Without another word, Malka turned right toward the shop’s entrance and exited. Antonia followed her. Again steeling herself against the feeling that she was being observed covertly, the thief set out in search of a bank.
***
Shrouded invisibly in her cloak, Bozhena waited outside the exit of San Francisco’s maritime travel terminal. While she couldn’t know the exact location of the girl she strongly suspected of having the Fragment, the Urumi knew that the ship she had been on had docked a few minutes ago. If all went according to plan, her quarry would soon emerge from the wide doors that she now watched.
Bozhena’s mind wandered back to the events of the past few weeks. They had passed uneventfully for the Urumi. Mostly, at the orders of the Chosen, she had shadowed the three in Madras who had been involved in the events at the Invisible Circus.

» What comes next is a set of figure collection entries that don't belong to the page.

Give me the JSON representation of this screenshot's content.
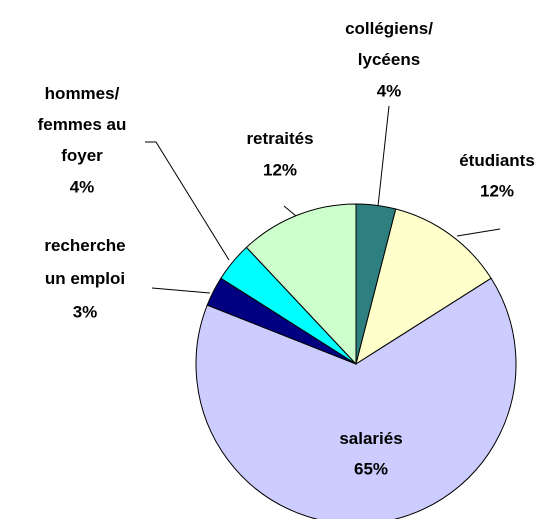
{
  "chart_data": {
    "type": "pie",
    "categories": [
      "collégiens/\nlycéens",
      "étudiants",
      "salariés",
      "recherche\nun emploi",
      "hommes/\nfemmes au\nfoyer",
      "retraités"
    ],
    "values": [
      4,
      12,
      65,
      3,
      4,
      12
    ],
    "value_labels": [
      "4%",
      "12%",
      "65%",
      "3%",
      "4%",
      "12%"
    ],
    "colors": [
      "#2e8080",
      "#ffffcc",
      "#ccccff",
      "#000080",
      "#00ffff",
      "#ccffcc"
    ]
  }
}
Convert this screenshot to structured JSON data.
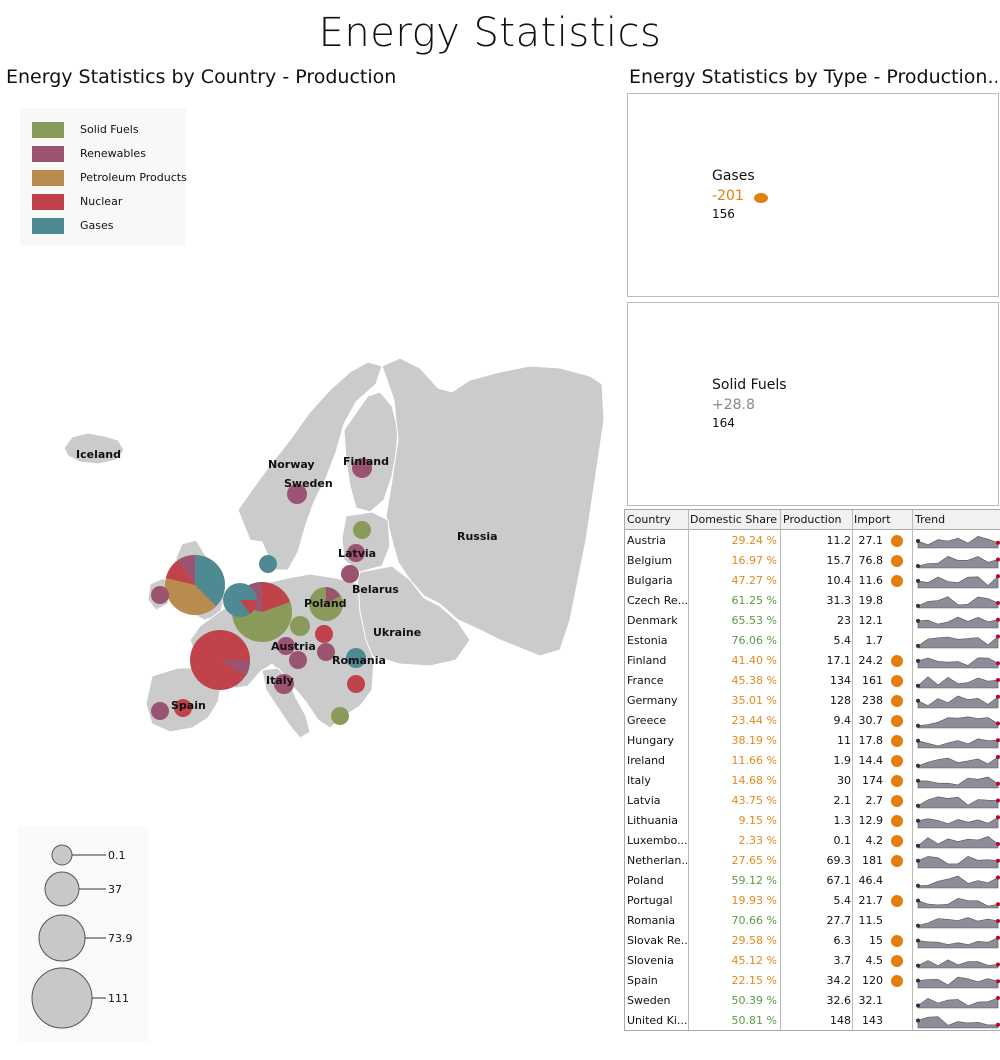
{
  "title": "Energy Statistics",
  "left_panel": {
    "title": "Energy Statistics by Country - Production",
    "legend": [
      {
        "label": "Solid Fuels",
        "color": "#8a9a5b"
      },
      {
        "label": "Renewables",
        "color": "#9a5370"
      },
      {
        "label": "Petroleum Products",
        "color": "#b98b4e"
      },
      {
        "label": "Nuclear",
        "color": "#c0434b"
      },
      {
        "label": "Gases",
        "color": "#4f8a92"
      }
    ],
    "map_labels": [
      "Iceland",
      "Norway",
      "Sweden",
      "Finland",
      "Russia",
      "Latvia",
      "Belarus",
      "Poland",
      "Ukraine",
      "Austria",
      "Romania",
      "Italy",
      "Spain"
    ],
    "size_legend": [
      "0.1",
      "37",
      "73.9",
      "111"
    ]
  },
  "right_panel": {
    "title": "Energy Statistics by Type - Production...",
    "kpis": [
      {
        "name": "Gases",
        "delta": "-201",
        "value": "156",
        "delta_color": "#e57d0b"
      },
      {
        "name": "Solid Fuels",
        "delta": "+28.8",
        "value": "164",
        "delta_color": "#888888"
      }
    ],
    "grid": {
      "headers": [
        "Country",
        "Domestic Share",
        "Production",
        "Import",
        "Trend"
      ],
      "rows": [
        {
          "country": "Austria",
          "share": "29.24 %",
          "prod": "11.2",
          "imp": "27.1",
          "dot": true
        },
        {
          "country": "Belgium",
          "share": "16.97 %",
          "prod": "15.7",
          "imp": "76.8",
          "dot": true
        },
        {
          "country": "Bulgaria",
          "share": "47.27 %",
          "prod": "10.4",
          "imp": "11.6",
          "dot": true
        },
        {
          "country": "Czech Re...",
          "share": "61.25 %",
          "prod": "31.3",
          "imp": "19.8",
          "dot": false
        },
        {
          "country": "Denmark",
          "share": "65.53 %",
          "prod": "23",
          "imp": "12.1",
          "dot": false
        },
        {
          "country": "Estonia",
          "share": "76.06 %",
          "prod": "5.4",
          "imp": "1.7",
          "dot": false
        },
        {
          "country": "Finland",
          "share": "41.40 %",
          "prod": "17.1",
          "imp": "24.2",
          "dot": true
        },
        {
          "country": "France",
          "share": "45.38 %",
          "prod": "134",
          "imp": "161",
          "dot": true
        },
        {
          "country": "Germany",
          "share": "35.01 %",
          "prod": "128",
          "imp": "238",
          "dot": true
        },
        {
          "country": "Greece",
          "share": "23.44 %",
          "prod": "9.4",
          "imp": "30.7",
          "dot": true
        },
        {
          "country": "Hungary",
          "share": "38.19 %",
          "prod": "11",
          "imp": "17.8",
          "dot": true
        },
        {
          "country": "Ireland",
          "share": "11.66 %",
          "prod": "1.9",
          "imp": "14.4",
          "dot": true
        },
        {
          "country": "Italy",
          "share": "14.68 %",
          "prod": "30",
          "imp": "174",
          "dot": true
        },
        {
          "country": "Latvia",
          "share": "43.75 %",
          "prod": "2.1",
          "imp": "2.7",
          "dot": true
        },
        {
          "country": "Lithuania",
          "share": "9.15 %",
          "prod": "1.3",
          "imp": "12.9",
          "dot": true
        },
        {
          "country": "Luxembo...",
          "share": "2.33 %",
          "prod": "0.1",
          "imp": "4.2",
          "dot": true
        },
        {
          "country": "Netherlan...",
          "share": "27.65 %",
          "prod": "69.3",
          "imp": "181",
          "dot": true
        },
        {
          "country": "Poland",
          "share": "59.12 %",
          "prod": "67.1",
          "imp": "46.4",
          "dot": false
        },
        {
          "country": "Portugal",
          "share": "19.93 %",
          "prod": "5.4",
          "imp": "21.7",
          "dot": true
        },
        {
          "country": "Romania",
          "share": "70.66 %",
          "prod": "27.7",
          "imp": "11.5",
          "dot": false
        },
        {
          "country": "Slovak Re...",
          "share": "29.58 %",
          "prod": "6.3",
          "imp": "15",
          "dot": true
        },
        {
          "country": "Slovenia",
          "share": "45.12 %",
          "prod": "3.7",
          "imp": "4.5",
          "dot": true
        },
        {
          "country": "Spain",
          "share": "22.15 %",
          "prod": "34.2",
          "imp": "120",
          "dot": true
        },
        {
          "country": "Sweden",
          "share": "50.39 %",
          "prod": "32.6",
          "imp": "32.1",
          "dot": false
        },
        {
          "country": "United Ki...",
          "share": "50.81 %",
          "prod": "148",
          "imp": "143",
          "dot": false
        }
      ],
      "share_colors": {
        "high": "#5b9a45",
        "low": "#e08a1e"
      },
      "import_dot_color": "#e57d0b"
    }
  }
}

This had served only to cement her conviction that the Fragment did not lie with them. When not doing so, she had taken action to reverse the fortunes of Captain Pluckett. When the ship he had taken from Karachi finally docked in Southampton, he would find that his prospects would have indeed taken a turn for the better.

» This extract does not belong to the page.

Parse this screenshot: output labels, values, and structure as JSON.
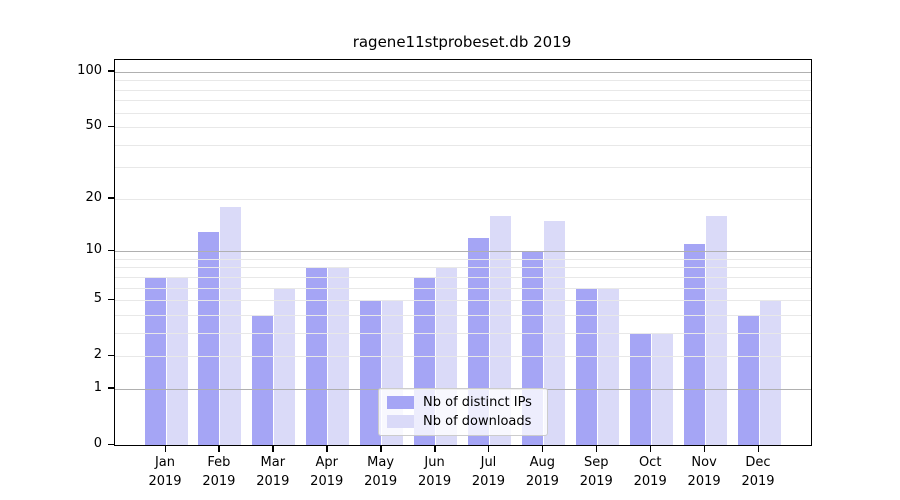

In return, she would take his tan-skinned, blue-eyed daughter into the service of the Urumi, incidentally claiming the Fragment for the Order in the process. Briefly, her mind wandered back to her younger days spent at the family manor in Podole. She relished the simple certainty of those times, spent often in the company of her younger sister. But, her own father had taken all of that away from her in pursuit of his own ambition. She hated him and Captain Pluckett just as much.
The Urumi’s keen blue eyes spotted her
quarry emerging from the terminal and turning to walk down the street. Obviously, it would not do for Bozhena to attack her on a busy street in broad daylight. She would have to wait until the girl found herself in a more secluded location. The warrioress turned and pursued. Using her lightning-fast abilities of movement, she threaded her way through the crowded thoroughfare without even clipping a single shoulder.

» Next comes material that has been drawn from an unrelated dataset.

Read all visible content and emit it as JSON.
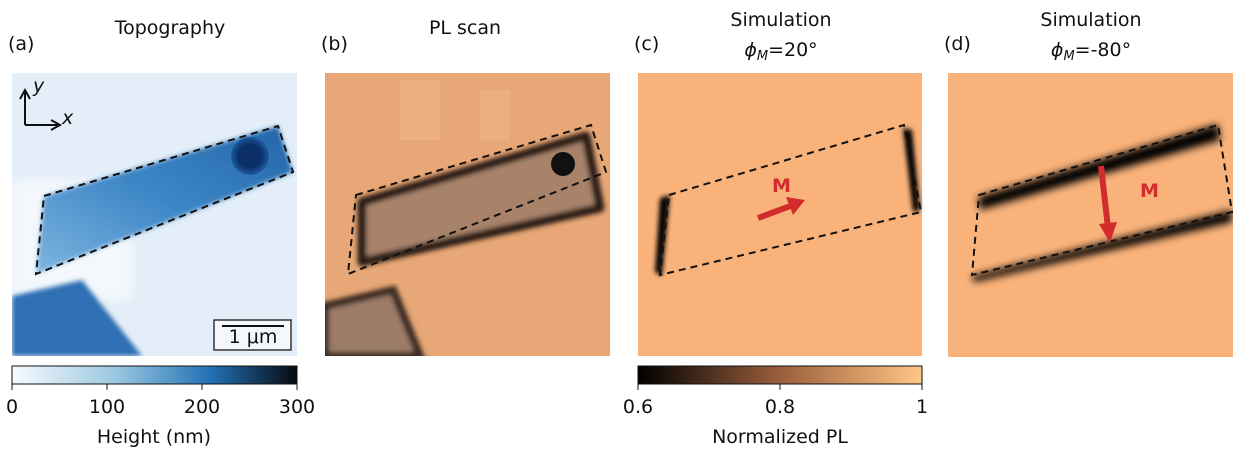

Noticing that a miserable-looking wet cat now appeared to be following the Indian youth, Bozhena waited for the opportunity to strike.
***
Malka lay crouched in the shadows of one of the buildings on the right side of the large avenue on which she had spent most of the afternoon. It was now evening; dusk cast a dark hue over most of the area where she had positioned herself.
Her visit to the bank had not produced the desired result. She had asked for dollars in return for the currency she carried, but had been told at three separate branches that they would only change ‘hard currency.’ The Thag had no idea what the bank representatives had been talking about. She had considered briefly attempting to take money by force. However, she quickly came to the conclusion that such a course would only lead to failure in the crowded bank. The techniques of the Thags, she knew, worked only when one had the element of surprise, and when the targets had no significant advantage in numbers. She may have had the first, but most definitely not the second.
Facing a seemingly insurmountable obstacle against attempting to achieve her goals in the manner that this modern civilization dictated, Malka had decided to accept that and adapt the skill set she had mastered. Her mind wandered back to the first time she had learned that lesson. The one that had again changed the course of her life with her adoptive family.
***
It had been five years since Malka had arrived in the camp. She had grown used to most of the rhythms of life in this place. Like the other orphaned children – the others being children of Thags who had died in service to the Goddess – she was raised in a communal manner by Mira and one of the older families in the camp. Having learned fluent Tamil, she was made, along with her peers, to attend classes in the Thag’s processes of robbery. Zaima, the class’s best and most eager pupil, was their leader; the others had ostracized her. The blue-eyed girl was not one of them; unlike the young Thags, she did not actually want to learn the dark art, which they so readily accepted. Even though she possessed only dim recollections of her early life, Malka still thought of escape.